## Import

In [15]:
import pandas as pd
import random
import os
import numpy as np

from sklearn.linear_model import LinearRegression
from sklearn.multioutput import MultiOutputRegressor


In [16]:
def seed_everything(seed):
    random.seed(seed)
    os.environ['PYTHONHASHSEED'] = str(seed)
    np.random.seed(seed)
seed_everything(42) # Seed 고정

## 정규화 함수

In [17]:
def mean_norm(df_input):# 평균정규화로 Pandas 데이터 프레임 정규화
    return df_input.apply(lambda x: (x-x.mean())/ x.std(), axis=0)
def minmax_norm(df_input):#최소-최대정규화로 Pandas 데이터 프레임 정규화
    return (df_input - df_input.min()) / ( df_input.max() - df_input.min())
def quantile_norm(df_input):#quantile 정규화로 Pandas 데이터 프레임 정규화
    sorted_df = pd.DataFrame(np.sort(df_input.values,axis=0), index=df_input.index, columns=df_input.columns)
    mean_df = sorted_df.mean(axis=1)
    mean_df.index = np.arange(1, len(mean_df) + 1)
    quantile_df =df_input.rank(method="min").stack().astype(int).map(mean_df).unstack()
    return(quantile_df)



In [18]:
from sklearn import metrics 
def lg_nrmse(gt, preds):
    # 각 Y Feature별 NRMSE 총합
    # Y_01 ~ Y_08 까지 20% 가중치 부여
    all_nrmse = []
    for idx in range(0,14): # ignore 'ID'
        rmse = metrics.mean_squared_error(gt[:,idx], preds[:,idx], squared=False)
        nrmse = rmse/np.mean(np.abs(gt[:,idx]))
        all_nrmse.append(nrmse)
    score = 1.2 * np.sum(all_nrmse[:8]) + 1.0 * np.sum(all_nrmse[8:14])
    return score

## Data Load
-평균정규화로 Pandas 데이터 프레임 정규화

In [57]:

train_df_1 = pd.read_csv('./train.csv')

In [58]:
from sklearn.model_selection import train_test_split
train_df, valid_df = train_test_split(train_df_1, train_size=0.8)

In [59]:
train_x = mean_norm(train_df.filter(regex='X')).dropna(axis=1) # Input : X Featrue
train_y = train_df.filter(regex='Y') # Output : Y Feature

valid_x = mean_norm(valid_df.filter(regex='X')).dropna(axis=1) # Input : X Featrue
valid_y = valid_df.filter(regex='Y') # Output : Y Feature

## xgb Model Fit

In [60]:
import xgboost as xgb
XGB = MultiOutputRegressor(xgb.XGBRegressor(n_estimators=100, learning_rate=0.08, gamma = 0, subsample=0.75, colsample_bytree = 1, max_depth=7)).fit(train_x, train_y)
valid_preds = XGB.predict(valid_x)
score = lg_nrmse(valid_y.values,valid_preds)

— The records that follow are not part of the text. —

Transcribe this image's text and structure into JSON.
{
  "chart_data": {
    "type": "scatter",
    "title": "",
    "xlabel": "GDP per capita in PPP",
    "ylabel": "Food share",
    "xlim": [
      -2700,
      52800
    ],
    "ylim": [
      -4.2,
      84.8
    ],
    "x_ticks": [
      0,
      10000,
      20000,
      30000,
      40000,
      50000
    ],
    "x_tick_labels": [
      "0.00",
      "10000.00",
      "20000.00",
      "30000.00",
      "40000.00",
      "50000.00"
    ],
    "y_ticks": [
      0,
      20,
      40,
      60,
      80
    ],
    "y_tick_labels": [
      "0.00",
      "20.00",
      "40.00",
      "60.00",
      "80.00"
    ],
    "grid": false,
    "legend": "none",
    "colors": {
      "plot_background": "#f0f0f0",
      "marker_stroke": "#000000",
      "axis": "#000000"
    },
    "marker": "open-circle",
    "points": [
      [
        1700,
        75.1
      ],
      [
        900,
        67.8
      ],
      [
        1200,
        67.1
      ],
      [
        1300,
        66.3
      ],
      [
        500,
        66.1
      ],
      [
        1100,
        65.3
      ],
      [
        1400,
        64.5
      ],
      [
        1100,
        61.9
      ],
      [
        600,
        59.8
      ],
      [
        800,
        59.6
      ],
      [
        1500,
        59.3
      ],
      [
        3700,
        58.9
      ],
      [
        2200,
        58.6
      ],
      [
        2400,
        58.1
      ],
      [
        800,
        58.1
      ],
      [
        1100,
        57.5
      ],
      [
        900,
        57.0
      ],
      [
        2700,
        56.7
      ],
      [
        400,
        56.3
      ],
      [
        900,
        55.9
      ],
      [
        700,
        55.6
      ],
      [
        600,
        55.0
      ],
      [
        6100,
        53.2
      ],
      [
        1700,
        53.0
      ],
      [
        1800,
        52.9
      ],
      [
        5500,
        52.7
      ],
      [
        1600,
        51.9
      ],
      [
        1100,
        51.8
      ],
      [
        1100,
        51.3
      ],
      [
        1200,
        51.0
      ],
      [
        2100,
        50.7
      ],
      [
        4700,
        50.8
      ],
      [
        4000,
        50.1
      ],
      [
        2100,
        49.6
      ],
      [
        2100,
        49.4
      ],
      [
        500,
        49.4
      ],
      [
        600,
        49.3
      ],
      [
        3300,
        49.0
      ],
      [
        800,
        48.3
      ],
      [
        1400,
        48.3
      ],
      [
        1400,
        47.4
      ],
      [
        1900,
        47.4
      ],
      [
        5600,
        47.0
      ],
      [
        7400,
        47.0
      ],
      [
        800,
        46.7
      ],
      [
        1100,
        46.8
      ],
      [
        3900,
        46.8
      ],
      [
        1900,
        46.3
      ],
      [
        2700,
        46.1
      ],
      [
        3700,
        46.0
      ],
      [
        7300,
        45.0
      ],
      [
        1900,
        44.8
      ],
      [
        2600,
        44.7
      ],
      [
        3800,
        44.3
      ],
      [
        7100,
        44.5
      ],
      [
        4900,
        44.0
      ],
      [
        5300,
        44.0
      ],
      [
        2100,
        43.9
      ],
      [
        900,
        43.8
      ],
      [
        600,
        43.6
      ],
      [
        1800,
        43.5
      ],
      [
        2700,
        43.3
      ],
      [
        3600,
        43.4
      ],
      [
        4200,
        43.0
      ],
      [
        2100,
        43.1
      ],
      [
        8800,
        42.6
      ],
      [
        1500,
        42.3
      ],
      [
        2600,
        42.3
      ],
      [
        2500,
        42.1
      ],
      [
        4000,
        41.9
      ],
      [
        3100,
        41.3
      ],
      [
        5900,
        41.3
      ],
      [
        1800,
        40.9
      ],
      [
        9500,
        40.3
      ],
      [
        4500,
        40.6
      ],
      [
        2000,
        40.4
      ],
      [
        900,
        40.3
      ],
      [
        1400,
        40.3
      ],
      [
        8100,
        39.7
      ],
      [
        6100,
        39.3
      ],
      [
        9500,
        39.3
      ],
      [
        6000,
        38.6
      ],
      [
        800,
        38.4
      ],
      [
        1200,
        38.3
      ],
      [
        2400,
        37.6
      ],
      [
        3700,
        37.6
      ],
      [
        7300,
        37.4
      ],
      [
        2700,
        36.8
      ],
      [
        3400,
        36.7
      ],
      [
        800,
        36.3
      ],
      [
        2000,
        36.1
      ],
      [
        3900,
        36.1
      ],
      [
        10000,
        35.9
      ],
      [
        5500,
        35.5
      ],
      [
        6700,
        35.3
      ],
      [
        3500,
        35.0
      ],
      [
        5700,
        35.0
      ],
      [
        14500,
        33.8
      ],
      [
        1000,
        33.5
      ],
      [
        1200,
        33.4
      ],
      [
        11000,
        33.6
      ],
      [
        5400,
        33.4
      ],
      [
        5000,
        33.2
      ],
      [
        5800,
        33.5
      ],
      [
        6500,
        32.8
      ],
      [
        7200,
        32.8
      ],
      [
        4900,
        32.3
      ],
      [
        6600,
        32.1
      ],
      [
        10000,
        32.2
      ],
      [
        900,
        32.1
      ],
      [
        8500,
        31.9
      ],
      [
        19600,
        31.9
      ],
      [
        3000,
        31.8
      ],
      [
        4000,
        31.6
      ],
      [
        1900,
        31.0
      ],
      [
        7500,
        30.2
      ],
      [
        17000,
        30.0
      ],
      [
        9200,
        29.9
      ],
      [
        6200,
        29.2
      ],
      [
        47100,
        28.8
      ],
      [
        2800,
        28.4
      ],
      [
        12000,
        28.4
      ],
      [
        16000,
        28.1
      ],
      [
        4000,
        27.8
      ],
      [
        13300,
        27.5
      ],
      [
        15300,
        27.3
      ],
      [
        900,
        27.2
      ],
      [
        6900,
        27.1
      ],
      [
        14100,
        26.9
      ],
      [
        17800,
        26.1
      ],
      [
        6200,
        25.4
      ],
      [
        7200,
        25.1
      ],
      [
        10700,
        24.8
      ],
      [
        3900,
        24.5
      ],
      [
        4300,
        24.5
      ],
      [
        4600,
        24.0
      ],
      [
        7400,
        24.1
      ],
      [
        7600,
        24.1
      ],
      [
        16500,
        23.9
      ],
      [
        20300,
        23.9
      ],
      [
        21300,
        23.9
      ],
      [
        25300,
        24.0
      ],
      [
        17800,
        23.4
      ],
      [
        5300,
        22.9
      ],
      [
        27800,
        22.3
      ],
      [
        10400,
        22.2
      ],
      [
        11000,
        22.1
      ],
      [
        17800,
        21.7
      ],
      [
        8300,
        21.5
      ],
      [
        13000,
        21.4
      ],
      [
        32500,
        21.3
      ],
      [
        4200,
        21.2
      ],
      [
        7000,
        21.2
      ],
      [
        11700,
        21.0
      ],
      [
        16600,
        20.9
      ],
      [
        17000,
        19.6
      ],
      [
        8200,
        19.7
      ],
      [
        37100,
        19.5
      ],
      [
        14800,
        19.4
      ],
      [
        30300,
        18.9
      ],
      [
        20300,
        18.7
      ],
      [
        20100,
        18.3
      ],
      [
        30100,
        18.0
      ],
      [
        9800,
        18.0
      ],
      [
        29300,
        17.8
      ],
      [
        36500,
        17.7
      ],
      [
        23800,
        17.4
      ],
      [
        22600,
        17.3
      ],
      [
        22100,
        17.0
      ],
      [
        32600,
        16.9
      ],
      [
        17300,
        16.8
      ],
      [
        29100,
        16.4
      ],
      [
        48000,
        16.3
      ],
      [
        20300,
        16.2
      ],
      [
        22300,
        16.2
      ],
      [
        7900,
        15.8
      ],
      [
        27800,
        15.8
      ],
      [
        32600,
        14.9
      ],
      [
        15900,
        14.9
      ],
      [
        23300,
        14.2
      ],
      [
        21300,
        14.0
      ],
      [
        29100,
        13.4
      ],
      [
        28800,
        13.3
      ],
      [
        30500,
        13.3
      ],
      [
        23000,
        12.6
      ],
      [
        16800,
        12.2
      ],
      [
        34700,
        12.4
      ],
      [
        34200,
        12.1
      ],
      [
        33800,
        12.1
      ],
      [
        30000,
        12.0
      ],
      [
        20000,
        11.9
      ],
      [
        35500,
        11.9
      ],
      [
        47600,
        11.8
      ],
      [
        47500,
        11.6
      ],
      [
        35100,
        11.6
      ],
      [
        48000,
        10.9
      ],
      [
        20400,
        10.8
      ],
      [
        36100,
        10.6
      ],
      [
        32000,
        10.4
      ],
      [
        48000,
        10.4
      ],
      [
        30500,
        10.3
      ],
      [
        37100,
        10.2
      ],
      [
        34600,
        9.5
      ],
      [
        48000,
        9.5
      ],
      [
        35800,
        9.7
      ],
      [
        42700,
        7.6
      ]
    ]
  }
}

print("------현재 모델",XGB,'-----리더보드 스코어  ',score)
print('Done.')

------현재 모델 MultiOutputRegressor(estimator=XGBRegressor(base_score=None, booster=None,
                                            callbacks=None,
                                            colsample_bylevel=None,
                                            colsample_bynode=None,
                                            colsample_bytree=1,
                                            early_stopping_rounds=None,
                                            enable_categorical=False,
                                            eval_metric=None, gamma=0,
                                            gpu_id=None, grow_policy=None,
                                            importance_type=None,
                                            interaction_constraints=None,
                                            learning_rate=0.08, max_bin=None,
                                            max_cat_to_onehot=None,
                                            max_delta_step=None, max_depth=7,
  

## Data Load
- 최소-최대정규화로 Pandas 데이터 프레임 정규화

In [61]:
train_x = minmax_norm(train_df.filter(regex='X')).dropna(axis=1) # Input : X Featrue
train_y = train_df.filter(regex='Y') # Output : Y Feature

valid_x = minmax_norm(valid_df.filter(regex='X')).dropna(axis=1) # Input : X Featrue
valid_y = valid_df.filter(regex='Y') # Output : Y Feature

## xgb Model Fit

In [62]:
import xgboost as xgb
XGB = MultiOutputRegressor(xgb.XGBRegressor(n_estimators=100, learning_rate=0.08, gamma = 0, subsample=0.75, colsample_bytree = 1, max_depth=7)).fit(train_x, train_y)
valid_preds = XGB.predict(valid_x)
score = lg_nrmse(valid_y.values,valid_preds)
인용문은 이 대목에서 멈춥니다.